Polygenic risk scores have shown promise in predicting human complex traits and diseases. The study presents PRS‑CS, a polygenic prediction method that infers SNP effect sizes from GWAS summary statistics and an external LD reference panel. PRS‑CS employs a high‑dimensional Bayesian regression with a continuous shrinkage prior on SNP effect sizes, enabling robust modeling of local linkage disequilibrium patterns and computational efficiency. Simulation and real‑world analyses demonstrate that PRS‑CS outperforms existing methods in predicting complex diseases and quantitative traits, especially with large training samples.

Abstract

Abstract Polygenic risk scores (PRS) have shown promise in predicting human complex traits and diseases. Here, we present PRS-CS, a polygenic prediction method that infers posterior effect sizes of single nucleotide polymorphisms (SNPs) using genome-wide association summary statistics and an external linkage disequilibrium (LD) reference panel.
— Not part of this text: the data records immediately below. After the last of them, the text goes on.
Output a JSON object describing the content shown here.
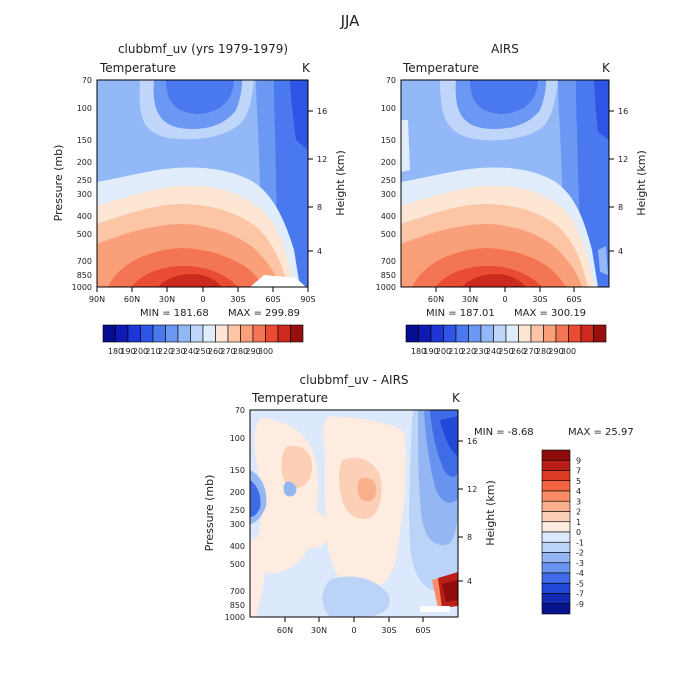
{
  "figure": {
    "title": "JJA"
  },
  "chart_data": [
    {
      "type": "heatmap",
      "panel_title": "clubbmf_uv (yrs 1979-1979)",
      "left_label": "Temperature",
      "units": "K",
      "ylabel": "Pressure (mb)",
      "ylabel_right": "Height (km)",
      "x_ticks": [
        "90N",
        "60N",
        "30N",
        "0",
        "30S",
        "60S",
        "90S"
      ],
      "x_tick_values": [
        90,
        60,
        30,
        0,
        -30,
        -60,
        -90
      ],
      "xlim": [
        90,
        -90
      ],
      "y_ticks": [
        "70",
        "100",
        "150",
        "200",
        "250",
        "300",
        "400",
        "500",
        "700",
        "850",
        "1000"
      ],
      "y_tick_values": [
        70,
        100,
        150,
        200,
        250,
        300,
        400,
        500,
        700,
        850,
        1000
      ],
      "ylim": [
        70,
        1000
      ],
      "y_scale": "log",
      "height_ticks": [
        "4",
        "8",
        "12",
        "16"
      ],
      "height_tick_values": [
        4,
        8,
        12,
        16
      ],
      "min_label": "MIN = 181.68",
      "max_label": "MAX = 299.89",
      "min": 181.68,
      "max": 299.89,
      "colorbar_labels": [
        "180",
        "190",
        "200",
        "210",
        "220",
        "230",
        "240",
        "250",
        "260",
        "270",
        "280",
        "290",
        "300"
      ],
      "colorbar_values": [
        180,
        190,
        200,
        210,
        220,
        230,
        240,
        250,
        260,
        270,
        280,
        290,
        300
      ],
      "colorbar_colors": [
        "#060c8f",
        "#0f1ab5",
        "#1f35d6",
        "#2f55e6",
        "#4a78ee",
        "#6b98f3",
        "#93b8f7",
        "#bfd5fa",
        "#e2edfc",
        "#fde6d4",
        "#fcc6a6",
        "#f9a07a",
        "#f47553",
        "#e84c33",
        "#cc2a1e",
        "#980f10"
      ],
      "colorbar_orientation": "horizontal"
    },
    {
      "type": "heatmap",
      "panel_title": "AIRS",
      "left_label": "Temperature",
      "units": "K",
      "ylabel_right": "Height (km)",
      "x_ticks": [
        "60N",
        "30N",
        "0",
        "30S",
        "60S"
      ],
      "x_tick_values": [
        60,
        30,
        0,
        -30,
        -60
      ],
      "xlim": [
        90,
        -90
      ],
      "y_ticks": [
        "70",
        "100",
        "150",
        "200",
        "250",
        "300",
        "400",
        "500",
        "700",
        "850",
        "1000"
      ],
      "y_tick_values": [
        70,
        100,
        150,
        200,
        250,
        300,
        400,
        500,
        700,
        850,
        1000
      ],
      "ylim": [
        70,
        1000
      ],
      "y_scale": "log",
      "height_ticks": [
        "4",
        "8",
        "12",
        "16"
      ],
      "height_tick_values": [
        4,
        8,
        12,
        16
      ],
      "min_label": "MIN = 187.01",
      "max_label": "MAX = 300.19",
      "min": 187.01,
      "max": 300.19,
      "colorbar_labels": [
        "180",
        "190",
        "200",
        "210",
        "220",
        "230",
        "240",
        "250",
        "260",
        "270",
        "280",
        "290",
        "300"
      ],
      "colorbar_values": [
        180,
        190,
        200,
        210,
        220,
        230,
        240,
        250,
        260,
        270,
        280,
        290,
        300
      ],
      "colorbar_colors": [
        "#060c8f",
        "#0f1ab5",
        "#1f35d6",
        "#2f55e6",
        "#4a78ee",
        "#6b98f3",
        "#93b8f7",
        "#bfd5fa",
        "#e2edfc",
        "#fde6d4",
        "#fcc6a6",
        "#f9a07a",
        "#f47553",
        "#e84c33",
        "#cc2a1e",
        "#980f10"
      ],
      "colorbar_orientation": "horizontal"
    },
    {
      "type": "heatmap",
      "panel_title": "clubbmf_uv - AIRS",
      "left_label": "Temperature",
      "units": "K",
      "ylabel": "Pressure (mb)",
      "ylabel_right": "Height (km)",
      "x_ticks": [
        "60N",
        "30N",
        "0",
        "30S",
        "60S"
      ],
      "x_tick_values": [
        60,
        30,
        0,
        -30,
        -60
      ],
      "xlim": [
        90,
        -90
      ],
      "y_ticks": [
        "70",
        "100",
        "150",
        "200",
        "250",
        "300",
        "400",
        "500",
        "700",
        "850",
        "1000"
      ],
      "y_tick_values": [
        70,
        100,
        150,
        200,
        250,
        300,
        400,
        500,
        700,
        850,
        1000
      ],
      "ylim": [
        70,
        1000
      ],
      "y_scale": "log",
      "height_ticks": [
        "4",
        "8",
        "12",
        "16"
      ],
      "height_tick_values": [
        4,
        8,
        12,
        16
      ],
      "min_label": "MIN = -8.68",
      "max_label": "MAX = 25.97",
      "min": -8.68,
      "max": 25.97,
      "colorbar_labels": [
        "9",
        "7",
        "5",
        "4",
        "3",
        "2",
        "1",
        "0",
        "-1",
        "-2",
        "-3",
        "-4",
        "-5",
        "-7",
        "-9"
      ],
      "colorbar_values": [
        9,
        7,
        5,
        4,
        3,
        2,
        1,
        0,
        -1,
        -2,
        -3,
        -4,
        -5,
        -7,
        -9
      ],
      "colorbar_colors": [
        "#8e0c0c",
        "#bb1e16",
        "#dd3a23",
        "#f26441",
        "#f98c65",
        "#fbb08d",
        "#fcd0b6",
        "#fdecdf",
        "#dce8fb",
        "#bcd3f8",
        "#94b6f3",
        "#6893ee",
        "#3f6ce6",
        "#2148d6",
        "#1129b3",
        "#08138e"
      ],
      "colorbar_orientation": "vertical"
    }
  ]
}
PRS-CS utilizes a high-dimensional Bayesian regression framework, and is distinct from previous work by placing a continuous shrinkage (CS) prior on SNP effect sizes, which is robust to varying genetic architectures, provides substantial computational advantages, and enables multivariate modeling of local LD patterns. Simulation studies using data from the UK Biobank show that PRS-CS outperforms existing methods across a wide range of genetic architectures, especially when the training sample size is large. We apply PRS-CS to predict six common complex diseases and six quantitative traits in the Partners HealthCare Biobank, and further demonstrate the improvement of PRS-CS in prediction accuracy over alternative methods.